Maioria das assembleias aprova proposta de 10% de reajuste nos salários e 14% nos vales e encerra greve nacional

Seguindo orientação do Comando Nacional dos Bancários, coordenado pela Contraf-CUT, a grande maioria das assembleias realizadas nesta segunda-feira (26) em todo o País aprovou a proposta da Fenaban, assim como os acordos específicos do Banco do Brasil e da Caixa, encerrando a greve de 21 dias.

O Comando informa que o acordo deverá ser assinado no dia 4 de novembro e o pagamento da PLR deverá ser feito em até dez dias após a assinatura do documento.

Roberto von der Osten, presidente da Contraf-CUT e um dos coordenadores do Comando Nacional, lembra que essa campanha aconteceu em um cenário político e econômico muito controverso. “Os bancos quiseram se aproveitar deste período para impor um reajuste abaixo da reposição da inflação. Eles tentaram ainda um cala boca em forma de abono. O reajuste é uma conquista mais importante para a categoria, pois incide no piso e na PLR. Consideramos muito importante também a manutenção das nossas conquistas históricas”, comemorou. “Foi uma grande vitória, pois superamos a adversidade política, economia e a forte intransigência dos bancos”, completou.

A proposta dos bancos eleva para 10% o índice de reajuste sobre o salário e em 14% os vales alimentação e refeição. Reajusta também em 10% o piso salarial e 10% sobre o valor fixo da regra básica e sobre o teto da parcela adicional da Participação nos Lucros e Resultados (PLR), sendo que a parcela adicional será de 2,2% o lucro líquido a ser distribuído linearmente.

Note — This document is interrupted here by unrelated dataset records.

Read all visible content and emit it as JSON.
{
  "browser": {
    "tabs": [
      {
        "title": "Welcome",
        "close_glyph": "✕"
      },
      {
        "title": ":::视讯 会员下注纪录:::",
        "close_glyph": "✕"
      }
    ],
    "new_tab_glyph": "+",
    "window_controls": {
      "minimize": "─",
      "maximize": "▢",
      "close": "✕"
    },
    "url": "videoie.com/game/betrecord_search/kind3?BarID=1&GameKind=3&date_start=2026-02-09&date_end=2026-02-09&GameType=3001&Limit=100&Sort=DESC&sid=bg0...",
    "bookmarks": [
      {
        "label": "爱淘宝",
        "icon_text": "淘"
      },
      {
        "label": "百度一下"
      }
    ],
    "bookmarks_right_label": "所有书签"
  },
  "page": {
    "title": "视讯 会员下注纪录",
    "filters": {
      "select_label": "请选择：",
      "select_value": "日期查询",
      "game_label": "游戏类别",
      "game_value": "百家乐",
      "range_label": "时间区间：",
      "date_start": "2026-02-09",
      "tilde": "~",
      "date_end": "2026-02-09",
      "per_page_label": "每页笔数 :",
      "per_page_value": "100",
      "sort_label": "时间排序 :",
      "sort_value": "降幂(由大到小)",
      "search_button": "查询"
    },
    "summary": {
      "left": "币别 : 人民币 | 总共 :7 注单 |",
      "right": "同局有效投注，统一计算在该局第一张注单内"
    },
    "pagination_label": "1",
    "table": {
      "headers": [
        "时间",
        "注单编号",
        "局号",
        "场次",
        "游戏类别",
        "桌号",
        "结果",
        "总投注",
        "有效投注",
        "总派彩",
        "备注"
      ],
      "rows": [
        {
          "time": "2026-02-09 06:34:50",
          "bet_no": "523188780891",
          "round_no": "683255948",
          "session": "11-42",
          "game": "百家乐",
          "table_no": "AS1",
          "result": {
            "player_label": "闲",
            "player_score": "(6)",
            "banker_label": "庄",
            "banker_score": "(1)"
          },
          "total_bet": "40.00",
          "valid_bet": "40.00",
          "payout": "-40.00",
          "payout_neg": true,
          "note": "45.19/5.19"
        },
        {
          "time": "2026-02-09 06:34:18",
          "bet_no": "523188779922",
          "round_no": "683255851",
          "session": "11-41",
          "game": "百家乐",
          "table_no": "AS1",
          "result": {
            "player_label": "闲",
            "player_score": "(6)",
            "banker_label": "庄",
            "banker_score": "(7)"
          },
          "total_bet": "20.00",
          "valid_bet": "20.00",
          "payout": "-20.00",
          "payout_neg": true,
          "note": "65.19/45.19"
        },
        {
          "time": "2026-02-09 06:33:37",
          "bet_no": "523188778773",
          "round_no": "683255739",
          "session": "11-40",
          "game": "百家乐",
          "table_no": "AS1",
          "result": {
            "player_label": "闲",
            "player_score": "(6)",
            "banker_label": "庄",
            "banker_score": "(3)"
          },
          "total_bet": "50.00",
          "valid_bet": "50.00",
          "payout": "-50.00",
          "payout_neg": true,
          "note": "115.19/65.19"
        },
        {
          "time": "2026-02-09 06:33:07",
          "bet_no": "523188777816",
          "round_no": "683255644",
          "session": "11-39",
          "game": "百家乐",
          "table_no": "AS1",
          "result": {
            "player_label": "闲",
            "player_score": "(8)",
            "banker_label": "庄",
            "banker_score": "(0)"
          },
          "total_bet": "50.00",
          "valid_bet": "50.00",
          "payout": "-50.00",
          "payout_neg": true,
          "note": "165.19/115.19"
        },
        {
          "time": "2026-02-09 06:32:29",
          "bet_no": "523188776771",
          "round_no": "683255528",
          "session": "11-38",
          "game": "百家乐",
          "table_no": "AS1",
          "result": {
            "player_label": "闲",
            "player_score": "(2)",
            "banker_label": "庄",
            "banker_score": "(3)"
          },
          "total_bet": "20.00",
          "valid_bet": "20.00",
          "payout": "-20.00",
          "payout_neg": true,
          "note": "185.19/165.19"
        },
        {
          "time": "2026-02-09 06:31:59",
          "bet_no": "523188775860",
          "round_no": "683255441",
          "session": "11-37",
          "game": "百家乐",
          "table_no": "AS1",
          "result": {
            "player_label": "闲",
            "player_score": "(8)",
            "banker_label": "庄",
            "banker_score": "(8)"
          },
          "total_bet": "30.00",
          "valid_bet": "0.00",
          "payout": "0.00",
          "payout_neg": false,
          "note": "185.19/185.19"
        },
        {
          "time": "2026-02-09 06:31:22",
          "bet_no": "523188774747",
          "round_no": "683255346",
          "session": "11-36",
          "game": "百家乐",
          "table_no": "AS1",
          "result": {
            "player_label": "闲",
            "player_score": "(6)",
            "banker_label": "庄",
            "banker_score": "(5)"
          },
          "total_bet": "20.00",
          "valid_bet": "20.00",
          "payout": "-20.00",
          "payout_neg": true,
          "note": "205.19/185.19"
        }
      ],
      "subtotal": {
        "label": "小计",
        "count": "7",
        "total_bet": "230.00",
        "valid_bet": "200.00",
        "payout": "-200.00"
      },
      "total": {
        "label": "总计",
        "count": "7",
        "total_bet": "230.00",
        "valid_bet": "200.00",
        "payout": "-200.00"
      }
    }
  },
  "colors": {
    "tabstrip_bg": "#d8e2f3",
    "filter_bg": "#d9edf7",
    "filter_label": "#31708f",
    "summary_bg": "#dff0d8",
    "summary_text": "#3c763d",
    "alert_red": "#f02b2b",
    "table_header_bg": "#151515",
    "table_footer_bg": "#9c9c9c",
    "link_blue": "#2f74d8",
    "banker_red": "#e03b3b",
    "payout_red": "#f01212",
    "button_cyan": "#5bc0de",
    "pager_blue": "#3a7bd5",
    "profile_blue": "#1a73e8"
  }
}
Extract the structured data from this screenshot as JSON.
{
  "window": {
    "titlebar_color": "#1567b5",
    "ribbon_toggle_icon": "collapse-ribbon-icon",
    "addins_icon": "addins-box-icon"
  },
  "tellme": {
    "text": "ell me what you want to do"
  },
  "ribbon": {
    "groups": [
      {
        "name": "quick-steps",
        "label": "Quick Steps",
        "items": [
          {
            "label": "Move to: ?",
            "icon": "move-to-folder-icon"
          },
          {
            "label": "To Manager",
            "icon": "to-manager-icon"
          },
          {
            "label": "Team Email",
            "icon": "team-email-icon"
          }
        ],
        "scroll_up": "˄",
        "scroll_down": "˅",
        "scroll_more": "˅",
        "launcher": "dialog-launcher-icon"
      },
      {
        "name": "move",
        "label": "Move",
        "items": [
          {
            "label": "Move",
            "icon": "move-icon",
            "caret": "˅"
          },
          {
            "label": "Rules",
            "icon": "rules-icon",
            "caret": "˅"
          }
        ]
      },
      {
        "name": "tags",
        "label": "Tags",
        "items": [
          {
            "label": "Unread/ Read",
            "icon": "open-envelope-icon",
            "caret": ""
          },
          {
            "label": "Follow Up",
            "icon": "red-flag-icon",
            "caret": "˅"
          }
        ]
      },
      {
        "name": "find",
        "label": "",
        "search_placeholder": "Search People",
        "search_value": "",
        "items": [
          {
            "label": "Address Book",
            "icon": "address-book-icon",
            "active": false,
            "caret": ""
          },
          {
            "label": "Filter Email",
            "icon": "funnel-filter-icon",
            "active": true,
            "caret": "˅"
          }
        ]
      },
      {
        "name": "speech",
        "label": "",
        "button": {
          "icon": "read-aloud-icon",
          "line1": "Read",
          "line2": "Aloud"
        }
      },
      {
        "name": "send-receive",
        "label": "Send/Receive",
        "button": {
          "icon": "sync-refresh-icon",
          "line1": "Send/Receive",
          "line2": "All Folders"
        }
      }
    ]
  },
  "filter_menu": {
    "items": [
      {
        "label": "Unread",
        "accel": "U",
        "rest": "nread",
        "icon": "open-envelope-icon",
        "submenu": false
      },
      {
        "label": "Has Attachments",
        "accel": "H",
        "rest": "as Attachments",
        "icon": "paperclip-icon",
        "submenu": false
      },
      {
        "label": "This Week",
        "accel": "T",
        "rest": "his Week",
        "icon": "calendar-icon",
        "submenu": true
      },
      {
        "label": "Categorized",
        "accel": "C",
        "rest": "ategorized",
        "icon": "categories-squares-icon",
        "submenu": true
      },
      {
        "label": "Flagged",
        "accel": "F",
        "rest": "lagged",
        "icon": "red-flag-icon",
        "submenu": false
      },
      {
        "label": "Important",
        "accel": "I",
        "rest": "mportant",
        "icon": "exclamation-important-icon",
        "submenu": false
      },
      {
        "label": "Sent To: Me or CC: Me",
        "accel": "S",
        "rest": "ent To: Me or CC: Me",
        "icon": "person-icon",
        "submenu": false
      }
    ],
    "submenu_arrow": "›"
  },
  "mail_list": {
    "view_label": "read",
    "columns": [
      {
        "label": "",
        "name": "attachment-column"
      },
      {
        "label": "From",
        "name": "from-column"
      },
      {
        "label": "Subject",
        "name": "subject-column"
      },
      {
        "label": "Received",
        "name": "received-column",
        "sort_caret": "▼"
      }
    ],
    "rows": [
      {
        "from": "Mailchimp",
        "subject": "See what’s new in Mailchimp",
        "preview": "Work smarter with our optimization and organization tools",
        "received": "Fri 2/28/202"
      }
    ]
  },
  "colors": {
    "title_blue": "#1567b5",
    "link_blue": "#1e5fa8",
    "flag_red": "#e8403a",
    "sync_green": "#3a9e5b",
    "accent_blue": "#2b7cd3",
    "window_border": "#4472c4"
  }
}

“Com esse índice, em 12 anos vamos acumular 20,83% de ganho real nos salários e 42,3% nos pisos. O vale refeição será de R$ 29,64 por dia, com reajuste de 14% e 3,75% de ganho real”, disse Juvandia Moreira, vice-presidenta da Contraf-CUT e uma das coordenadoras do Comando Nacional dos Bancários. “Foi uma das greves mais fortes dos últimos anos e essa conquista foi consequência da nossa luta e mobilização”, completou.

A nova proposta da Fenaban, apresentada no 19º dia da greve e após três duras rodadas de negociação, retomadas devido a força da mobilização da categoria, avançou depois que os bancos recuaram da proposição inicial e aceitaram considerar, para efeito de compensação, os dias de paralisação de 6 de outubro a 26 de outubro de 2015. Assim, um dia após a assinatura do acordo, os trabalhadores vão compensar no máximo uma hora por dia útil, até o dia 15 de dezembro.
Levantamento feito pela Contraf-CUT até as 23h desta segunda-feira (26) indica que a maioria das assembleias aprovou tanto a proposta dos bancos quanto os acordos específicos do BB e da Caixa.

A proposta da Fenaban 2015

Reajuste: 10%.

Pisos: Reajuste de 10%.
– Piso de portaria após 90 dias: R$ 1.377,62
– Piso de escriturário após 90 dias: R$ 1.976,10
– Piso de caixa após 90 dias: R$ 2.669,45 (que inclui R$ 470,75 de gratificação de caixa e R$ 222,60 de outras verbas de caixa).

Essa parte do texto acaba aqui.